Considering the patient’s chest X-ray showed there is a lung infection, Li Jingsheng suspects this disease more.
However, the patient’s abdominal mass has been confirmed to be both kidneys, with no internal water retention, and serum proteins and immunoglobulins were also normal, so the possibility of this disease is also very small.
Since the above two diseases are ruled out, the only thing that can be thought of is probably a primary renal tumor.
This disease will present three combined symptoms: lower back pain, abdominal mass, and hematuria.
Generally, it is most common in men over forty.
To diagnose, the patient’s consent must be obtained to perform a kidney biopsy.
Li Jingsheng decides to think from another angle, as the patient reports pain in the lower right limb, which is actually a very good breakthrough point.
Is it sciatic nerve pain, or is it due to the pressure from a lumbar tumor?
He believes the possibility of tumor pressure is greater.
If possible, it’s best to check a pelvis X-ray and a lumbar spine front and lateral X-ray.
This way, it’s possible to clarify if there is any pelvic lesion.
Li Jingsheng felt a bit thirsty and drank two large glasses of plain water, just right to sober up.
As for the claim that strong tea helps sober up, there is no scientific basis at all.
On the contrary, it can possibly aggravate the burden on the liver and kidneys.
He leaned back against the chair, one hand supporting his side face, still desperately pondering this female patient with bilateral kidney enlargement and lung infection.
Half asleep, he just sat there and fell asleep.
After working all day at the hospital, then returning to organize a dinner to entertain colleagues from Old Street of South City, he really was tired.
Having had a few drinks, he was even more drowsy.
After a while, he was awakened by the ringing of his mobile phone.
Opening his eyes for a look, he was still sitting in the reception hall, with the lights turned on, and it was pitch black outside.
Glancing at the clock, it was eleven forty-two at night.
Almost midnight, who was calling him?
Fumbling for his phone, it was surprisingly an unfamiliar number.
"Hello, may I ask who you are looking for?"
"Dr. Li, it’s me, I’m Qin Fei. Didn’t you ask me to keep an eye on the patient in bed 53 tonight? I just measured his temperature, and indeed he’s got a fever! 37.4 degrees, a low-grade fever."
Dr. Qin should be quite depressed.
Li Jingsheng and he are colleagues in the same department, yet he didn’t save his phone number.
Pity him for still keeping in mind what Li Jingsheng instructed.
It’s heart-wrenching.
"Oh oh, so it’s Doctor Qin! What did you say?

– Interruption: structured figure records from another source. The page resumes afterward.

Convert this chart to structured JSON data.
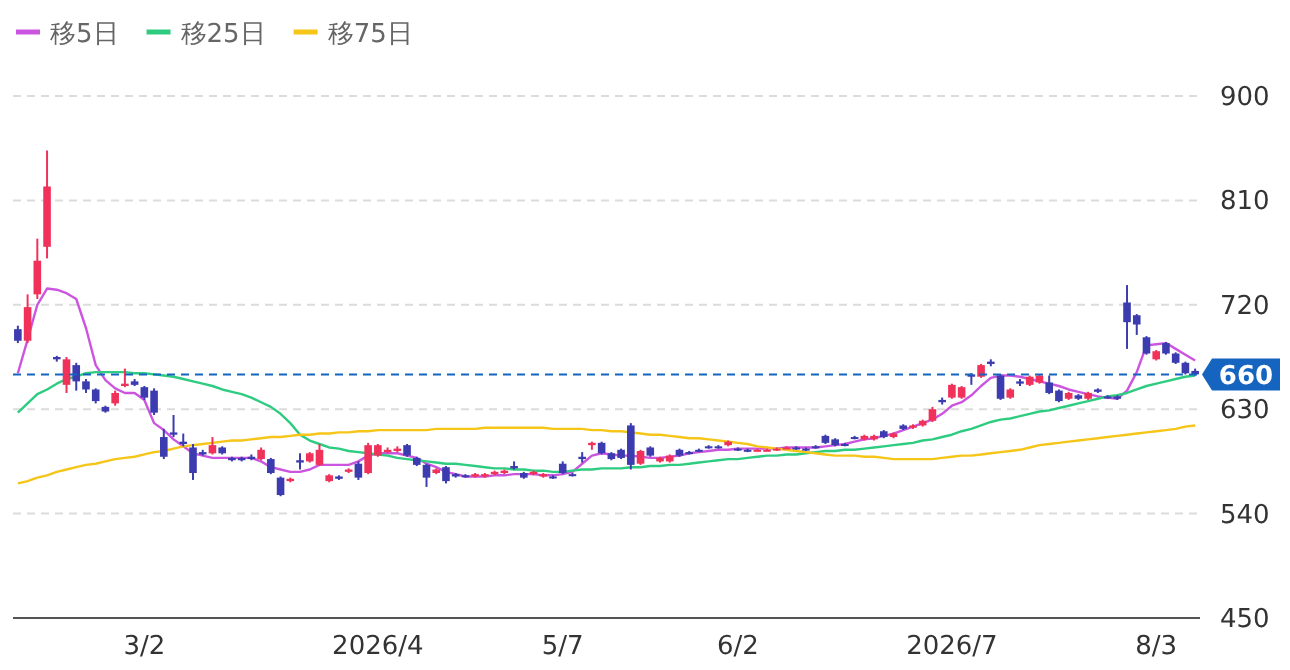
{
  "chart_data": {
    "type": "candlestick",
    "categories": [
      null,
      null,
      null,
      null,
      null,
      null,
      null,
      null,
      null,
      null,
      null,
      null,
      null,
      "3/2",
      null,
      null,
      null,
      null,
      null,
      null,
      null,
      null,
      null,
      null,
      null,
      null,
      null,
      null,
      null,
      null,
      null,
      null,
      null,
      null,
      null,
      null,
      null,
      "2026/4",
      null,
      null,
      null,
      null,
      null,
      null,
      null,
      null,
      null,
      null,
      null,
      null,
      null,
      null,
      null,
      null,
      null,
      null,
      "5/7",
      null,
      null,
      null,
      null,
      null,
      null,
      null,
      null,
      null,
      null,
      null,
      null,
      null,
      null,
      null,
      null,
      null,
      "6/2",
      null,
      null,
      null,
      null,
      null,
      null,
      null,
      null,
      null,
      null,
      null,
      null,
      null,
      null,
      null,
      null,
      null,
      null,
      null,
      null,
      null,
      "2026/7",
      null,
      null,
      null,
      null,
      null,
      null,
      null,
      null,
      null,
      null,
      null,
      null,
      null,
      null,
      null,
      null,
      null,
      null,
      null,
      null,
      "8/3",
      null,
      null,
      null,
      null
    ],
    "ohlc": [
      [
        699,
        702,
        687,
        689
      ],
      [
        689,
        729,
        687,
        718
      ],
      [
        729,
        777,
        725,
        758
      ],
      [
        770,
        853,
        760,
        822
      ],
      [
        675,
        676,
        671,
        673
      ],
      [
        651,
        675,
        644,
        673
      ],
      [
        668,
        670,
        646,
        654
      ],
      [
        654,
        656,
        644,
        647
      ],
      [
        647,
        648,
        635,
        637
      ],
      [
        632,
        633,
        627,
        628
      ],
      [
        635,
        646,
        633,
        644
      ],
      [
        650,
        665,
        649,
        652
      ],
      [
        654,
        656,
        650,
        651
      ],
      [
        649,
        650,
        638,
        640
      ],
      [
        646,
        648,
        625,
        627
      ],
      [
        606,
        613,
        587,
        589
      ],
      [
        610,
        625,
        606,
        608
      ],
      [
        602,
        609,
        598,
        600
      ],
      [
        597,
        600,
        569,
        575
      ],
      [
        593,
        595,
        590,
        591
      ],
      [
        592,
        606,
        591,
        599
      ],
      [
        597,
        598,
        591,
        592
      ],
      [
        588,
        589,
        585,
        586
      ],
      [
        588,
        589,
        585,
        586
      ],
      [
        589,
        591,
        586,
        587
      ],
      [
        587,
        597,
        586,
        595
      ],
      [
        587,
        588,
        574,
        575
      ],
      [
        571,
        572,
        555,
        556
      ],
      [
        568,
        571,
        567,
        570
      ],
      [
        586,
        592,
        578,
        584
      ],
      [
        585,
        593,
        584,
        592
      ],
      [
        582,
        600,
        581,
        595
      ],
      [
        568,
        574,
        567,
        573
      ],
      [
        572,
        573,
        569,
        570
      ],
      [
        576,
        579,
        575,
        578
      ],
      [
        583,
        585,
        569,
        571
      ],
      [
        575,
        601,
        574,
        599
      ],
      [
        590,
        600,
        589,
        599
      ],
      [
        593,
        597,
        592,
        595
      ],
      [
        594,
        598,
        593,
        596
      ],
      [
        599,
        600,
        589,
        590
      ],
      [
        588,
        589,
        581,
        582
      ],
      [
        582,
        583,
        563,
        571
      ],
      [
        575,
        579,
        574,
        578
      ],
      [
        580,
        581,
        566,
        568
      ],
      [
        574,
        575,
        571,
        572
      ],
      [
        573,
        574,
        571,
        572
      ],
      [
        572,
        575,
        571,
        574
      ],
      [
        572,
        575,
        571,
        574
      ],
      [
        574,
        577,
        573,
        576
      ],
      [
        575,
        578,
        574,
        577
      ],
      [
        581,
        585,
        578,
        579
      ],
      [
        575,
        576,
        570,
        571
      ],
      [
        574,
        577,
        573,
        576
      ],
      [
        572,
        575,
        571,
        574
      ],
      [
        572,
        573,
        570,
        571
      ],
      [
        583,
        585,
        574,
        575
      ],
      [
        574,
        575,
        572,
        573
      ],
      [
        589,
        593,
        584,
        587
      ],
      [
        599,
        602,
        595,
        601
      ],
      [
        601,
        602,
        591,
        592
      ],
      [
        592,
        593,
        586,
        587
      ],
      [
        595,
        596,
        587,
        588
      ],
      [
        616,
        618,
        578,
        582
      ],
      [
        583,
        595,
        582,
        594
      ],
      [
        597,
        598,
        589,
        590
      ],
      [
        585,
        589,
        584,
        588
      ],
      [
        585,
        591,
        584,
        590
      ],
      [
        595,
        596,
        589,
        590
      ],
      [
        593,
        594,
        591,
        592
      ],
      [
        595,
        596,
        593,
        594
      ],
      [
        598,
        599,
        596,
        597
      ],
      [
        598,
        599,
        596,
        597
      ],
      [
        599,
        603,
        598,
        602
      ],
      [
        596,
        597,
        594,
        595
      ],
      [
        595,
        596,
        593,
        594
      ],
      [
        595,
        596,
        594,
        595
      ],
      [
        595,
        596,
        594,
        595
      ],
      [
        595,
        597,
        594,
        596
      ],
      [
        597,
        598,
        596,
        597
      ],
      [
        597,
        598,
        595,
        596
      ],
      [
        596,
        597,
        594,
        595
      ],
      [
        598,
        599,
        596,
        597
      ],
      [
        607,
        608,
        600,
        601
      ],
      [
        604,
        605,
        598,
        599
      ],
      [
        600,
        601,
        598,
        599
      ],
      [
        606,
        607,
        604,
        605
      ],
      [
        604,
        608,
        603,
        607
      ],
      [
        604,
        608,
        603,
        607
      ],
      [
        611,
        612,
        605,
        606
      ],
      [
        606,
        610,
        605,
        609
      ],
      [
        616,
        617,
        612,
        613
      ],
      [
        614,
        617,
        613,
        616
      ],
      [
        616,
        621,
        615,
        620
      ],
      [
        620,
        632,
        619,
        630
      ],
      [
        638,
        640,
        634,
        636
      ],
      [
        640,
        652,
        639,
        651
      ],
      [
        640,
        650,
        639,
        649
      ],
      [
        660,
        661,
        651,
        658
      ],
      [
        658,
        669,
        657,
        668
      ],
      [
        671,
        673,
        667,
        669
      ],
      [
        659,
        660,
        638,
        639
      ],
      [
        640,
        648,
        639,
        647
      ],
      [
        654,
        656,
        650,
        652
      ],
      [
        651,
        659,
        650,
        658
      ],
      [
        653,
        660,
        652,
        659
      ],
      [
        653,
        659,
        643,
        644
      ],
      [
        646,
        647,
        636,
        637
      ],
      [
        639,
        645,
        638,
        644
      ],
      [
        642,
        643,
        638,
        639
      ],
      [
        639,
        645,
        638,
        644
      ],
      [
        647,
        648,
        644,
        645
      ],
      [
        641,
        642,
        639,
        640
      ],
      [
        641,
        642,
        638,
        639
      ],
      [
        722,
        737,
        682,
        705
      ],
      [
        711,
        712,
        694,
        703
      ],
      [
        692,
        693,
        677,
        678
      ],
      [
        673,
        681,
        672,
        680
      ],
      [
        687,
        688,
        677,
        678
      ],
      [
        678,
        679,
        669,
        670
      ],
      [
        670,
        671,
        660,
        661
      ],
      [
        663,
        665,
        659,
        660
      ]
    ],
    "series": [
      {
        "type": "line",
        "name": "移5日",
        "color": "#cc55e0",
        "values": [
          661,
          690,
          720,
          734,
          733,
          730,
          725,
          700,
          668,
          655,
          648,
          644,
          644,
          638,
          618,
          612,
          604,
          598,
          592,
          590,
          588,
          588,
          588,
          588,
          588,
          585,
          580,
          578,
          576,
          576,
          578,
          582,
          582,
          582,
          582,
          585,
          590,
          592,
          592,
          592,
          590,
          588,
          583,
          580,
          576,
          574,
          572,
          572,
          572,
          573,
          573,
          574,
          574,
          574,
          573,
          573,
          574,
          576,
          583,
          590,
          592,
          591,
          590,
          590,
          589,
          588,
          588,
          589,
          590,
          592,
          593,
          594,
          595,
          595,
          596,
          596,
          596,
          596,
          596,
          597,
          597,
          597,
          597,
          598,
          599,
          600,
          602,
          604,
          605,
          607,
          609,
          612,
          615,
          618,
          621,
          626,
          633,
          636,
          642,
          650,
          657,
          659,
          659,
          658,
          656,
          654,
          652,
          650,
          647,
          645,
          643,
          641,
          640,
          639,
          646,
          662,
          685,
          686,
          687,
          682,
          677,
          672
        ]
      },
      {
        "type": "line",
        "name": "移25日",
        "color": "#2ecc80",
        "values": [
          627,
          635,
          643,
          647,
          652,
          656,
          658,
          661,
          662,
          662,
          662,
          662,
          661,
          661,
          660,
          659,
          658,
          656,
          654,
          652,
          650,
          647,
          645,
          643,
          640,
          636,
          632,
          626,
          618,
          608,
          603,
          600,
          597,
          596,
          594,
          593,
          592,
          591,
          590,
          588,
          587,
          586,
          585,
          584,
          583,
          583,
          582,
          581,
          580,
          579,
          579,
          578,
          578,
          577,
          577,
          576,
          576,
          577,
          578,
          578,
          579,
          579,
          579,
          580,
          580,
          581,
          581,
          582,
          582,
          583,
          584,
          585,
          586,
          587,
          587,
          588,
          589,
          590,
          590,
          591,
          591,
          592,
          593,
          594,
          594,
          595,
          595,
          596,
          597,
          598,
          599,
          600,
          601,
          603,
          604,
          606,
          608,
          611,
          613,
          616,
          619,
          621,
          622,
          624,
          626,
          628,
          629,
          631,
          633,
          635,
          637,
          639,
          641,
          642,
          644,
          647,
          650,
          652,
          654,
          656,
          658,
          659
        ]
      },
      {
        "type": "line",
        "name": "移75日",
        "color": "#f5c518",
        "values": [
          566,
          568,
          571,
          573,
          576,
          578,
          580,
          582,
          583,
          585,
          587,
          588,
          589,
          591,
          593,
          594,
          596,
          598,
          599,
          600,
          601,
          602,
          603,
          603,
          604,
          605,
          606,
          606,
          607,
          608,
          608,
          609,
          609,
          610,
          610,
          611,
          611,
          612,
          612,
          612,
          612,
          612,
          612,
          613,
          613,
          613,
          613,
          613,
          614,
          614,
          614,
          614,
          614,
          614,
          614,
          613,
          613,
          613,
          613,
          612,
          612,
          611,
          611,
          610,
          609,
          608,
          608,
          607,
          606,
          605,
          605,
          604,
          603,
          602,
          601,
          600,
          598,
          597,
          596,
          595,
          594,
          593,
          592,
          591,
          590,
          590,
          590,
          589,
          589,
          588,
          587,
          587,
          587,
          587,
          587,
          588,
          589,
          590,
          590,
          591,
          592,
          593,
          594,
          595,
          597,
          599,
          600,
          601,
          602,
          603,
          604,
          605,
          606,
          607,
          608,
          609,
          610,
          611,
          612,
          613,
          615,
          616
        ]
      }
    ],
    "ylim": [
      450,
      900
    ],
    "yticks": [
      450,
      540,
      630,
      720,
      810,
      900
    ],
    "grid": "y",
    "legend": "top left",
    "ref_lines": [
      {
        "axis": "y",
        "value": 660,
        "label": "660",
        "color": "#1565c0",
        "line_style": "dashed"
      }
    ]
  }
}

That male patient with lower body paralysis really has a nighttime low-grade fever?"
"Yes! I’ve measured three times, can confirm."
Qin Fei feared Li Jingsheng would doubt his competence, so he emphasized the measurement process.
"You’ve worked hard!"
Li Jingsheng was quite excited to hear this news.
"We’re all colleagues in the same department, Dr. Li saying this is a bit too distant! I know my diagnostic skills can’t compare with yours, this difficult case is a key priority for our department, and I hope Dr. Li will pay extra attention."